Ce n’est pas attenter à la vie privée du couple ministériel d’indiquer qu’Éric Besson reste par ailleurs un homme « de gauche » aux goûts simples. Lui-même ou Madame peuvent se contenter en général d’établissements hôteliers beaucoup plus modestes, du genre de l’Hôtel des Brises à La Rochelle, faire leurs courses dans des grands magasins moins prestigieux que Le Printemps, ou Les Galeries Lafayette du côté de la station métropolitaine Havre-Caumartin. Ils fréquentent peut-être des magasins pratiquant des prix H&M (mais ce n’est pas H&M qui est mentionné sur la « fadette » bancaire produite : pour l’hôtel, inutile que les paparazzi l’y guettent, pour le magasin, si les époux le fréquentent régulièrement, nous préférons la discrétion). De même, nous ne produisons pas le nom des passagères et passagers, aux patronymes en majorité « britanniques », qui ont côtoyé Éric Besson et Yasmine « Torjemane » (sic) sur le vol Air France ; le ministre et son épouse sont des personnages publics, les faits sont connus, nous respectons la vie privée des particuliers. Et puis, finalement, si nous n’estimons pas cette histoire somme toute dérisoire, nous pensons qu’un ministre ne gagne pas, comme Liliane Bettencourt, 550 euros par minute.

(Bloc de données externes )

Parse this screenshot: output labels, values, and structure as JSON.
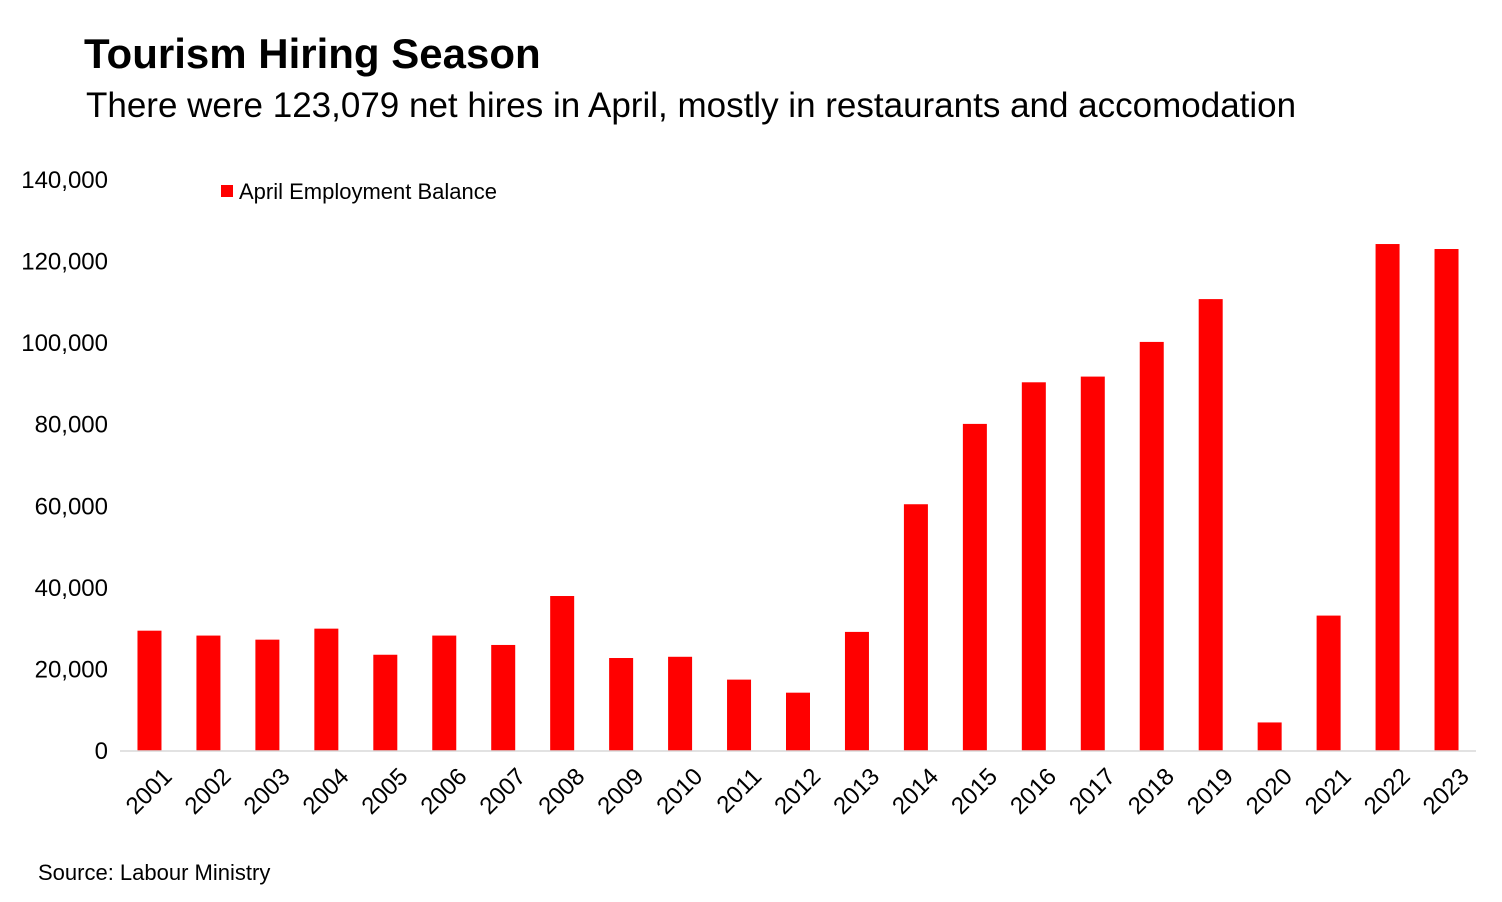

Si Éric Besson avait outrepassé les avantages liés à ses fonctions ministérielles, ce serait déplorable. Il aurait mieux fait de quémander deux billets à titre gracieux auprès d’Air France, de se faire inviter par la Villa Marina. La pratique est courante. Certes, ce sont les autres clients qui finissent par régler ces libéralités, mais ce ne sont généralement pas les plus démunis des contribuables qui en pâtissent.

  convention_miat.png

besson_plainte.pngEn revanche, nous produisons pour la seconde fois sur ce site un extrait du document émanant de la Direction de la Programmation des affaires financières et immobilières qui, le 11 avril 1995, réunie sous la présidence d’Alexandre Jevakhoff, de l’actuel cabinet de Michèle Alliot-Marie, décide d’attribuer le marché des déplacements au tandem agence Carlson WagonLit-chaîne hôtelière Accord. Soit ce document est un faux, et nous avons abusés par Jean Galli Douani, auteur du livre Clearstream-Eads, le syndrome du sarkozysme, soit il a été lui-même abusé. Soit il est authentique. Si c’est le cas, nous ne doutons pas qu’il puisse intéresser, cette fois, le Canard enchaîné, autant que Bakchich. Nous pourrons les renseigner sur les mécanismes qui liaient à l’époque Carlson WagonLit et le groupe Accor et comment le manque à gagner sur certaines prestations était compensé par des avantages pour d’autres. Et même d’autres encore. Quels « autres » ? Là est la question.

 

Si Bakchich a vu juste, il était tout à fait dans son rôle en faisant état d’une affaire qui n’a pas été, c’est un euphémisme, vraiment « montée en épingle » par la presse dans son ensemble. Si les faits étaient beaucoup plus graves, ils ne devraient pas seulement être répercutés par la presse, mais aussi par Transparency International et Anticor. À moins qu’il n’y ait pas de quoi s’alarmer, bien sûr. Ou que, finalement, ces associations ne servent qu’à mettre en avant des personnalités ou générer quelques emplois, généralement attribués à des relations du monde politique. N’évoquons pas l’imposture ou la forfaiture, ce serait très exagéré. Mais les citoyennes et les citoyens sont en droit d’être éclairés, tant sur les mœurs ministérielles que les autres. À cet égard, Éric Besson serait bien inspiré de fournir des explications plus détaillées et plus circonstanciées à la presse, et de cesser de lui opposer la fin de non-recevoir communiquée par son cabinet.